Personal’s model anticipates a future where advertisers will seek out personal data from prospects and pay for the information.  Personal is hoping to capitalize on this by becoming the  broker for millions of personal data transactions, and take a percentage of the transaction fees as commissions.  We — as rightful owners of the data — get the rest!

Is this the future of personal data? Are we seeing a move away from intrusive data collection for the service operator’s profit alone (the Google and Facebook models) to a world where we own, control and reap the benefits of our own information?

Mike


IAM for the smaller enterprise

May 3, 2012

My clients find identity solutions to be complex and costly to implement.  For mature and/or large enterprises, these issues are simply a cost of doing business — and compliance or online strategic drivers are usually sufficient to fund and launch an IAM initiative.

For the smaller enterprise there appear to be two paths followed: do nothing or do it poorly.  When done poorly, shoddy IAM implementations  can result in poor credential management, lousy availability and inappropriate access controls.

So how does a smaller company or organization deal with identity properly? How can users be efficiently identified online without building expensive, custom solutions? What service levels and supports are possible for a login service when staff go home at 5pm?
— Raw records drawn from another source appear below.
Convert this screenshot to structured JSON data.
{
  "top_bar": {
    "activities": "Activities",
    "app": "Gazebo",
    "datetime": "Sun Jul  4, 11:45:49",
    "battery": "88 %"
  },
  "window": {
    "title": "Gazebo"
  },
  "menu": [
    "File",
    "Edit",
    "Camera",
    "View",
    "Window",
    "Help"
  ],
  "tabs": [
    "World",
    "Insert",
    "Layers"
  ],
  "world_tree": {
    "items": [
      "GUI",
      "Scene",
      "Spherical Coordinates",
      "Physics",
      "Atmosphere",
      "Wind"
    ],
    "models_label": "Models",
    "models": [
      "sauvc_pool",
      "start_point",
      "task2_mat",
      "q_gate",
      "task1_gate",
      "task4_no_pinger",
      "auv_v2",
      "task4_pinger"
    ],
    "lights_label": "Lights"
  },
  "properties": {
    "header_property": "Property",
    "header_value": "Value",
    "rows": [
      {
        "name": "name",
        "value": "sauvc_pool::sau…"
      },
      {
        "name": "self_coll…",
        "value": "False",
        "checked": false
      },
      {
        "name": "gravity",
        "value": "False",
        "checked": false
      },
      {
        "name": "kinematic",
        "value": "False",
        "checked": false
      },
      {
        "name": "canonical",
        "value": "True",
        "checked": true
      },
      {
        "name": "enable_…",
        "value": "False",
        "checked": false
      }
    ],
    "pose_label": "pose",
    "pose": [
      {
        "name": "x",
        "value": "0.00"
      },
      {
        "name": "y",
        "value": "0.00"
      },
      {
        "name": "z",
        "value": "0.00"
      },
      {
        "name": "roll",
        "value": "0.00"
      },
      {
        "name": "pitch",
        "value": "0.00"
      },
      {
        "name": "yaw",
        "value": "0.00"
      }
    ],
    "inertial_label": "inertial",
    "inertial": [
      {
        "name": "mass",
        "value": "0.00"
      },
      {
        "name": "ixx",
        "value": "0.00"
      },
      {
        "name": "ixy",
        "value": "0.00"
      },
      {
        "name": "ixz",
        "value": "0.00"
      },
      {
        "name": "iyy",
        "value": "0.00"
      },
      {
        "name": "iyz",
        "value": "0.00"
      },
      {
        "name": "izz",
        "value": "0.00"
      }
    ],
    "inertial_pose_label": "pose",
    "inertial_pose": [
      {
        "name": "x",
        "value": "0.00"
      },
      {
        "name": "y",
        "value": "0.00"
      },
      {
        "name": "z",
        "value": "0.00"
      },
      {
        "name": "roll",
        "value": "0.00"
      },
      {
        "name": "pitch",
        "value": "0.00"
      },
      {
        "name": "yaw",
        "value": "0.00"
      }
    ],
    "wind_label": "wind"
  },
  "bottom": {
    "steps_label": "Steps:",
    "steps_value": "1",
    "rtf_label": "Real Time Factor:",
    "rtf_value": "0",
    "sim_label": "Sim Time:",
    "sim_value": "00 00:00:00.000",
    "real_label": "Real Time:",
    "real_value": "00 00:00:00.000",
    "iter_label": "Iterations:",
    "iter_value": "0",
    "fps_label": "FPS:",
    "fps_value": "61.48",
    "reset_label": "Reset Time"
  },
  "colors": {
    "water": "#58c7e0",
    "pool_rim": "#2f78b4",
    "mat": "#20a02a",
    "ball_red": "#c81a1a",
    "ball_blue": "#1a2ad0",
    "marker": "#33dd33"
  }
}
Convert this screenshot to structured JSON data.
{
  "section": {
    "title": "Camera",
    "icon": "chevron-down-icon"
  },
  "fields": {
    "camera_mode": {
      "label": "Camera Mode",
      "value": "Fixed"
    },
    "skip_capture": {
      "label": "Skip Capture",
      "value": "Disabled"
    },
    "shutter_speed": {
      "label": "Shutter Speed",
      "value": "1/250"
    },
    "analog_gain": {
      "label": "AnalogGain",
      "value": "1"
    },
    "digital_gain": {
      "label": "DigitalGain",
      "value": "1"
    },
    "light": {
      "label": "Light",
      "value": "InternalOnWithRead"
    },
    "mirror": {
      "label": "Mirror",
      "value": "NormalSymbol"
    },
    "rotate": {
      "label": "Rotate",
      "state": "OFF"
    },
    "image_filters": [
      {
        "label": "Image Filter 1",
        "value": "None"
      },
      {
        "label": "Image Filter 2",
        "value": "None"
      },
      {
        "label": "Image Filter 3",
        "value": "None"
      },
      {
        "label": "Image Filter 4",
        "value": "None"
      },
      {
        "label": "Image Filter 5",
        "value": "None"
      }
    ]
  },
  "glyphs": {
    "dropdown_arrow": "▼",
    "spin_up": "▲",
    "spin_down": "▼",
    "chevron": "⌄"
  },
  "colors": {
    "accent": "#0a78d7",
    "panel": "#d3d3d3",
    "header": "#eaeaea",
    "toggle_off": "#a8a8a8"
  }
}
How can niche needs like strong authentication be met without excessive server license costs and complex implementations?

Enter the cloud.  Cloud-based IAM service providers are maturing and there are a number of solutions that offer the smaller organization solutions.  For example:

  • Symplified offers a full IAM service that promises plug-and-play integration with surprising depth, including support for mobile devices and apps.
  • PhoneFactor has a slick and secure solution for two-factor authentication that can be licensed on a per-use basis.
  • TransUnion have a robust identity proofing service for the critical process of confirming the identity of an online visitor.

Using one or more of these solutions allows for rapid deployment of IAM for smaller organizations.  The cost savings are considerable and services levels are beyond what most companies could hope to provide on their own.  There still remains integration work — applications need to be ‘plumbed’ to inter-operate with the cloud solutions — but all the heavy-lifting of designing and configuring a solution is eliminated.

The maturation of cloud IAM solutions means an increased number of companies can implement secure and compliant solutions without the long lead-times and high cost of traditional product-based offerings.  In this age of rampant data breaches and increased focus on compliance, this is a welcomed development.